The unfavorable impact of currency fluctuations decreased net operating revenues by approximately 5 percent. The
unfavorable impact of changes in foreign currency exchange rates was primarily due to a stronger U.S. dollar compared
to most foreign currencies, including the euro, South African rand, British pound, Brazilian real, Mexican peso and
Australian dollar, which had an unfavorable impact on the Eurasia and Africa, Europe, Latin America, Pacific and
Bottling Investments operating segments. The unfavorable impact of a stronger U.S. dollar compared to the
aforementioned currencies was partially offset by the impact of a weaker U.S. dollar compared to certain other foreign
currencies, including the Japanese yen, which had a favorable impact on the Pacific operating segment. Refer to the
heading ‘‘Liquidity, Capital Resources and Financial Position — Foreign Exchange.’’

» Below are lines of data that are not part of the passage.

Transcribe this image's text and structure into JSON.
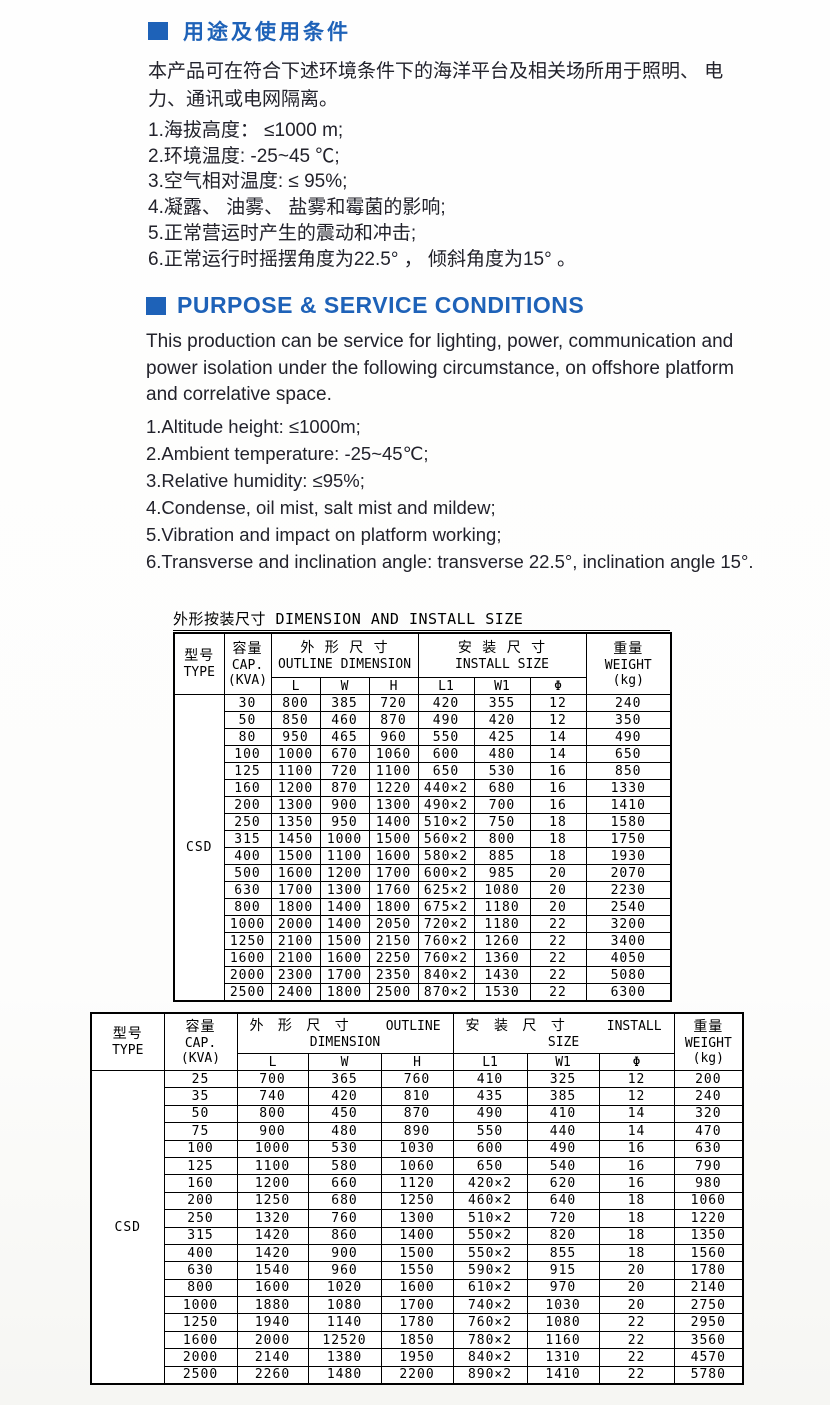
{
  "accent_color": "#1e62b8",
  "section_cn": {
    "title": "用途及使用条件",
    "paragraph": "本产品可在符合下述环境条件下的海洋平台及相关场所用于照明、 电力、通讯或电网隔离。",
    "items": [
      "1.海拔高度： ≤1000 m;",
      "2.环境温度: -25~45 ℃;",
      "3.空气相对温度: ≤ 95%;",
      "4.凝露、 油雾、 盐雾和霉菌的影响;",
      "5.正常营运时产生的震动和冲击;",
      "6.正常运行时摇摆角度为22.5° ， 倾斜角度为15° 。"
    ]
  },
  "section_en": {
    "title": "PURPOSE & SERVICE CONDITIONS",
    "paragraph": "This production can be service for lighting, power, communication and power isolation under the following circumstance, on offshore platform and correlative space.",
    "items": [
      "1.Altitude height: ≤1000m;",
      "2.Ambient temperature: -25~45℃;",
      "3.Relative humidity: ≤95%;",
      "4.Condense, oil mist, salt mist and mildew;",
      "5.Vibration and impact on platform working;",
      "6.Transverse and inclination angle: transverse 22.5°, inclination angle 15°."
    ]
  },
  "table1": {
    "title": "外形按装尺寸 DIMENSION AND INSTALL SIZE",
    "headers": {
      "type_cn": "型号",
      "type_en": "TYPE",
      "cap_cn": "容量",
      "cap_en": "CAP.",
      "cap_unit": "(KVA)",
      "outline_cn": "外 形 尺 寸",
      "outline_en": "OUTLINE DIMENSION",
      "install_cn": "安 装 尺 寸",
      "install_en": "INSTALL SIZE",
      "weight_cn": "重量",
      "weight_en": "WEIGHT",
      "weight_unit": "(kg)",
      "sub": [
        "L",
        "W",
        "H",
        "L1",
        "W1",
        "Φ"
      ]
    },
    "type_value": "CSD",
    "rows": [
      [
        "30",
        "800",
        "385",
        "720",
        "420",
        "355",
        "12",
        "240"
      ],
      [
        "50",
        "850",
        "460",
        "870",
        "490",
        "420",
        "12",
        "350"
      ],
      [
        "80",
        "950",
        "465",
        "960",
        "550",
        "425",
        "14",
        "490"
      ],
      [
        "100",
        "1000",
        "670",
        "1060",
        "600",
        "480",
        "14",
        "650"
      ],
      [
        "125",
        "1100",
        "720",
        "1100",
        "650",
        "530",
        "16",
        "850"
      ],
      [
        "160",
        "1200",
        "870",
        "1220",
        "440×2",
        "680",
        "16",
        "1330"
      ],
      [
        "200",
        "1300",
        "900",
        "1300",
        "490×2",
        "700",
        "16",
        "1410"
      ],
      [
        "250",
        "1350",
        "950",
        "1400",
        "510×2",
        "750",
        "18",
        "1580"
      ],
      [
        "315",
        "1450",
        "1000",
        "1500",
        "560×2",
        "800",
        "18",
        "1750"
      ],
      [
        "400",
        "1500",
        "1100",
        "1600",
        "580×2",
        "885",
        "18",
        "1930"
      ],
      [
        "500",
        "1600",
        "1200",
        "1700",
        "600×2",
        "985",
        "20",
        "2070"
      ],
      [
        "630",
        "1700",
        "1300",
        "1760",
        "625×2",
        "1080",
        "20",
        "2230"
      ],
      [
        "800",
        "1800",
        "1400",
        "1800",
        "675×2",
        "1180",
        "20",
        "2540"
      ],
      [
        "1000",
        "2000",
        "1400",
        "2050",
        "720×2",
        "1180",
        "22",
        "3200"
      ],
      [
        "1250",
        "2100",
        "1500",
        "2150",
        "760×2",
        "1260",
        "22",
        "3400"
      ],
      [
        "1600",
        "2100",
        "1600",
        "2250",
        "760×2",
        "1360",
        "22",
        "4050"
      ],
      [
        "2000",
        "2300",
        "1700",
        "2350",
        "840×2",
        "1430",
        "22",
        "5080"
      ],
      [
        "2500",
        "2400",
        "1800",
        "2500",
        "870×2",
        "1530",
        "22",
        "6300"
      ]
    ]
  },
  "table2": {
    "headers": {
      "type_cn": "型号",
      "type_en": "TYPE",
      "cap_cn": "容量",
      "cap_en": "CAP.",
      "cap_unit": "(KVA)",
      "outline_cn": "外 形 尺 寸",
      "outline_en1": "OUTLINE",
      "outline_en2": "DIMENSION",
      "install_cn": "安 装 尺 寸",
      "install_en1": "INSTALL",
      "install_en2": "SIZE",
      "weight_cn": "重量",
      "weight_en": "WEIGHT",
      "weight_unit": "(kg)",
      "sub": [
        "L",
        "W",
        "H",
        "L1",
        "W1",
        "Φ"
      ]
    },
    "type_value": "CSD",
    "rows": [
      [
        "25",
        "700",
        "365",
        "760",
        "410",
        "325",
        "12",
        "200"
      ],
      [
        "35",
        "740",
        "420",
        "810",
        "435",
        "385",
        "12",
        "240"
      ],
      [
        "50",
        "800",
        "450",
        "870",
        "490",
        "410",
        "14",
        "320"
      ],
      [
        "75",
        "900",
        "480",
        "890",
        "550",
        "440",
        "14",
        "470"
      ],
      [
        "100",
        "1000",
        "530",
        "1030",
        "600",
        "490",
        "16",
        "630"
      ],
      [
        "125",
        "1100",
        "580",
        "1060",
        "650",
        "540",
        "16",
        "790"
      ],
      [
        "160",
        "1200",
        "660",
        "1120",
        "420×2",
        "620",
        "16",
        "980"
      ],
      [
        "200",
        "1250",
        "680",
        "1250",
        "460×2",
        "640",
        "18",
        "1060"
      ],
      [
        "250",
        "1320",
        "760",
        "1300",
        "510×2",
        "720",
        "18",
        "1220"
      ],
      [
        "315",
        "1420",
        "860",
        "1400",
        "550×2",
        "820",
        "18",
        "1350"
      ],
      [
        "400",
        "1420",
        "900",
        "1500",
        "550×2",
        "855",
        "18",
        "1560"
      ],
      [
        "630",
        "1540",
        "960",
        "1550",
        "590×2",
        "915",
        "20",
        "1780"
      ],
      [
        "800",
        "1600",
        "1020",
        "1600",
        "610×2",
        "970",
        "20",
        "2140"
      ],
      [
        "1000",
        "1880",
        "1080",
        "1700",
        "740×2",
        "1030",
        "20",
        "2750"
      ],
      [
        "1250",
        "1940",
        "1140",
        "1780",
        "760×2",
        "1080",
        "22",
        "2950"
      ],
      [
        "1600",
        "2000",
        "12520",
        "1850",
        "780×2",
        "1160",
        "22",
        "3560"
      ],
      [
        "2000",
        "2140",
        "1380",
        "1950",
        "840×2",
        "1310",
        "22",
        "4570"
      ],
      [
        "2500",
        "2260",
        "1480",
        "2200",
        "890×2",
        "1410",
        "22",
        "5780"
      ]
    ]
  }
}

Net Operating Revenues by Operating Segment
Information about our net operating revenues by operating segment as a percentage of Company net operating
revenues is as follows:
Year Ended December 31, 2010 2009 2008
Eurasia & Africa 6.9% 6.4% 6.7%
Europe 12.6 13.9 15.0
Latin America 11.0 12.0 11.3
North America 31.7 26.4 25.7
Pacific 14.1 14.6 13.7
Bottling Investments 23.4 26.4 27.3
Corporate 0.3 0.3 0.3
100.0% 100.0% 100.0%
The percentage contribution of each operating segment has changed due to net operating revenues in certain operating
segments growing at a faster rate compared to the other operating segments. Net operating revenue growth rates are
impacted by sales volume, structural changes, price and product/geographic mix, and foreign currency fluctuations. In
2010, the percentage of the Company’s net operating revenues contributed by our North America operating segment
increased by 5.3 percent, primarily due to our acquisition of CCE’s North American business and sales related to our
new license agreements with DPS. In 2011, we expect the percentage contribution by our North America operating
segment to increase from 2010 due to the full year impact of these structural items. During the fourth quarter of 2010,
the first quarter of operation following our acquisition of CCE’s North American business and the new license
agreements with DPS, our North America operating segment contributed 45.8 percent of the Company’s net operating
revenues. Although the fourth quarter of 2010 may not be indicative of the full year 2011 percentage contribution, it
provides trend information related to the potential future impact of these structural changes.
In addition, in 2010, the percentage of the Company’s net operating revenues contributed by our Bottling Investments
operating segment decreased by 3.0 percent, primarily due to the deconsolidation of certain entities as a result of the
Company’s adoption of new accounting guidance issued by the FASB and the sale of our Norwegian and Swedish
bottling operations to New CCE. Refer to the heading ‘‘Structural Changes, Acquired Brands and New License
Agreements,’’ above.
The size and timing of structural changes are not consistent from period to period. As a result, anticipating the impact
of such events on future net operating revenues, and other financial statement line items, usually is not possible. We
expect structural changes to have an impact on our consolidated financial statements in future periods.